EHTER Goes to Alaska
Flying in a small plane over the Cook Inlet added a bit of adventure to a February 2011 visit to Alaska for three National Center for Environmental Health staff members. The bumpy ride to the village of Tyonek was worth the discomfort, however. The remote native village of less than 100 residents boasts a facility not often seen in rural Alaska.
The village council vice president proudly took Martin Kalis, CAPT Mark Miller, CAPT Mike Herring, and other Indian Health Service and Alaska Native Tribal Health Consortium members on a tour of their new state-of-the-art water treatment plant made possible through a grant from the U.S. Department of Agriculture and the U.S. Environmental Protection Agency. The visit also gave village leaders an opportunity to talk about some of their unsolved environmental health issues, like dump sites and open burning and gave Kalis, Miller and Herring a better appreciation of the challenges faced by this particular village and villages throughout Alaska.
Kalis, CAPT Miller, and CAPT Herring were actually in Alaska to deliver a condensed two-day version of the Environmental Health Training in Emergency Response (EHTER) course to more than 50 environmental health professionals and other emergency response partners from across Alaska, as well as experts from other federal and state agencies. Kalis says, “We were able to incorporate some of what we saw in Tyonek and our understanding of the situation into our discussions in some of the modules during the training. The visit opened our eyes to what many villages face throughout the state.”
Emergencies Are Common in Alaska
According to LTJG Katie Burbage, Assistant Environmental Health Consultant with the Alaska Native Tribal Health Consortium, environmental health training is particularly needed in Alaska. “Alaska is vulnerable to a number of manmade and natural disasters. It is not a matter of if an emergency will happen, but when. And here in Alaska, even normal circumstances can prove to be logistically challenging. Planning and preparing for emergencies are imperative.” She added that the combined experiences of the course attendees added to the relevance of the course and “helped our CDC instructors learn a thing or two about Alaska!”
LTJG Burbage says that during a disaster, “Our responsibilities may include an increased need for the services we provide daily or the wearing of an entirely different hat.” CDR Bryen Bartgis, RN, a case manager for the Southcentral Foundation, agrees. “Although I am not the environmental health or engineer type and am in a completely different field, this course better prepared me for emergency deployments.”

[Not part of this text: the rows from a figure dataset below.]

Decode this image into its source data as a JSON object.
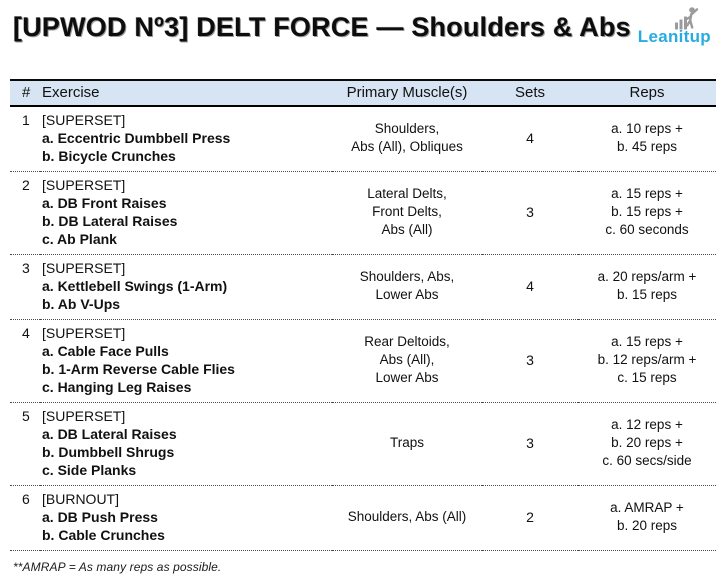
{
  "title": "[UPWOD Nº3] DELT FORCE — Shoulders & Abs",
  "logo": {
    "text": "Leanitup",
    "icon": "bar-chart-climber-icon"
  },
  "colors": {
    "header_bg": "#d6e4f3",
    "logo_blue": "#29abe2",
    "icon_gray": "#9b9b9b"
  },
  "table": {
    "headers": {
      "num": "#",
      "exercise": "Exercise",
      "muscles": "Primary Muscle(s)",
      "sets": "Sets",
      "reps": "Reps"
    },
    "rows": [
      {
        "num": "1",
        "exercise_tag": "[SUPERSET]",
        "exercise_items": [
          "a. Eccentric Dumbbell Press",
          "b. Bicycle Crunches"
        ],
        "muscles": [
          "Shoulders,",
          "Abs (All), Obliques"
        ],
        "sets": "4",
        "reps": [
          "a. 10 reps +",
          "b. 45 reps"
        ]
      },
      {
        "num": "2",
        "exercise_tag": "[SUPERSET]",
        "exercise_items": [
          "a. DB Front Raises",
          "b. DB Lateral Raises",
          "c. Ab Plank"
        ],
        "muscles": [
          "Lateral Delts,",
          "Front Delts,",
          "Abs (All)"
        ],
        "sets": "3",
        "reps": [
          "a. 15 reps +",
          "b. 15 reps +",
          "c. 60 seconds"
        ]
      },
      {
        "num": "3",
        "exercise_tag": "[SUPERSET]",
        "exercise_items": [
          "a. Kettlebell Swings (1-Arm)",
          "b. Ab V-Ups"
        ],
        "muscles": [
          "Shoulders, Abs,",
          "Lower Abs"
        ],
        "sets": "4",
        "reps": [
          "a. 20 reps/arm +",
          "b. 15 reps"
        ]
      },
      {
        "num": "4",
        "exercise_tag": "[SUPERSET]",
        "exercise_items": [
          "a. Cable Face Pulls",
          "b. 1-Arm Reverse Cable Flies",
          "c. Hanging Leg Raises"
        ],
        "muscles": [
          "Rear Deltoids,",
          "Abs (All),",
          "Lower Abs"
        ],
        "sets": "3",
        "reps": [
          "a. 15 reps +",
          "b. 12 reps/arm +",
          "c. 15 reps"
        ]
      },
      {
        "num": "5",
        "exercise_tag": "[SUPERSET]",
        "exercise_items": [
          "a. DB Lateral Raises",
          "b. Dumbbell Shrugs",
          "c. Side Planks"
        ],
        "muscles": [
          "Traps"
        ],
        "sets": "3",
        "reps": [
          "a. 12 reps +",
          "b. 20 reps +",
          "c. 60 secs/side"
        ]
      },
      {
        "num": "6",
        "exercise_tag": "[BURNOUT]",
        "exercise_items": [
          "a. DB Push Press",
          "b. Cable Crunches"
        ],
        "muscles": [
          "Shoulders, Abs (All)"
        ],
        "sets": "2",
        "reps": [
          "a. AMRAP +",
          "b. 20 reps"
        ]
      }
    ]
  },
  "footnote": "**AMRAP = As many reps as possible."
}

Many of those who took the EHTER course regularly work with remote Alaska Native villages even smaller than Tyonek, so the disaster management module of the training “helped identify areas for potential involvement of those environmental professionals,” Burbage said. “I have already used what I learned to engage community partners in preparedness conversations with site-specific considerations.”
As a key sponsor and supporter of the EHTER course in Alaska, the Indian Health Service Environmental Health Support Center was so impressed that the agency has requested another course in 2012, this time for Plains Indian tribes and their state and local partners in North Dakota, South Dakota, Iowa, and other parts of the upper Midwest.